Militer Israel mengatakan, operasi gabungan Angkatan Bersenjata Israel (IDF), badan keamanan domestik Israel Shin Bet dan Unit Kepolisian Khusus di Rafah membebaskan Fernando Simon Marman, 60 tahun dan Louis Hare, 70 tahun. Militer menambahkan dua pria yang diculik Hamas dari Kibbutz Nir Yitzhak pada 7 Oktober 2023 dalam kondisi baik.

Baca Juga

Mereka kemudian dibawa ke Kompleks Medis Tel Hashomer. "Ini merupakan operasi yang sangat rumit, sangat lama kami mengerjakan operasi ini, kami menunggu sampai kondisi yang tepat," kata juru bicara militer Israel Letnan Kolonel Richard Hecht, Senin (12/2/2024).

Hecht mengatakan para sandera ditawan di lantai dua gedung yang dibobol dengan bahan peledak selama operasi itu. Operasi juga diwarnai baku tembak di sekitar gedung. Ia menambahkan di saat yang sama serangan udara dilakukan untuk mengalihkan musuh agar pasukan dapat masuk gedung.

Warga mengatakan serangan udara menyebabkan kepanikan karena banyak orang yang sedang tidur saat serangan dimulai. Beberapa orang khawatir Israel sudah memulai serangannya ke Rafah.

Warga menambahkan pesawat, tank dan kapal Israel terlibat dalam serangan tersebut. Dua masjid dan beberapa rumah juga diserang. Militer Israel mengatakan mereka menggelar "serangkaian serangan" di selatan Gaza yang sekarang "sudah selesai" tanpa memberikan penjelasan lebih lanjut.

Sebelum serangan ke kota-kota Gaza, militer Israel memerintahkan warga sipil untuk mengungsi tanpa memberikan rencana spesifik kemana mereka harus pergi.
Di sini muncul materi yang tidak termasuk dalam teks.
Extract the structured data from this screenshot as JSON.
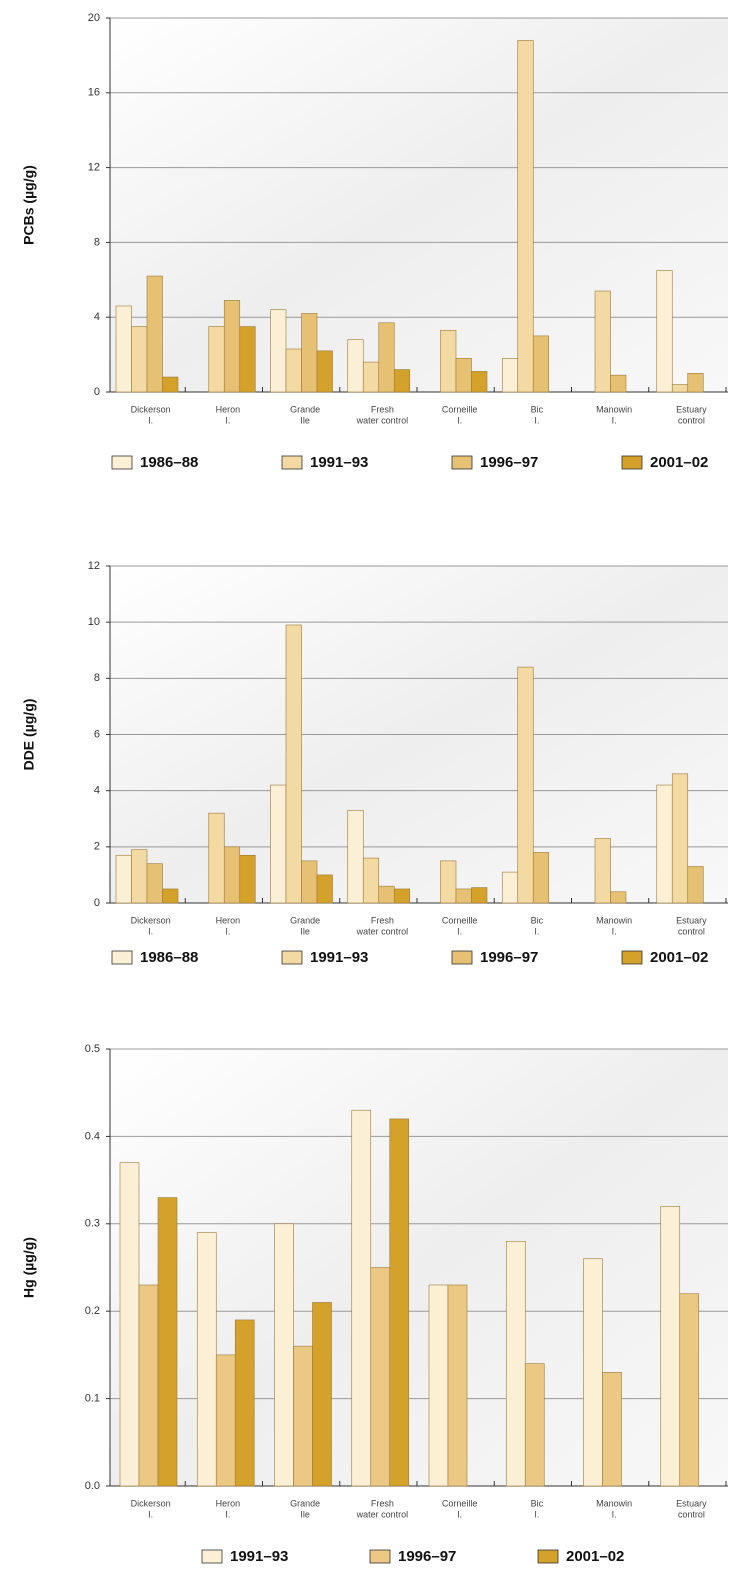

Gedung Putih mengatakan Presiden Amerika Serikat (AS) Joe Biden memberitahu Perdana Menteri Israel Benjamin Netanyahu untuk tidak menyerang Rafah tanpa rencana spesifik yang kredibel untuk memastikan keselamatan lebih dari 1 juta pengungsi di kota perbatasan Mesir-Palestina itu.

Lembaga kemanusiaan mengatakan serangan ke Rafah akan mengakibatkan bencana. Rafah masih menjadi tempat yang relatif aman di pemukiman Palestina yang kini sudah menjadi puing-puing sejak operasi militer Israel empat bulan yang lalu.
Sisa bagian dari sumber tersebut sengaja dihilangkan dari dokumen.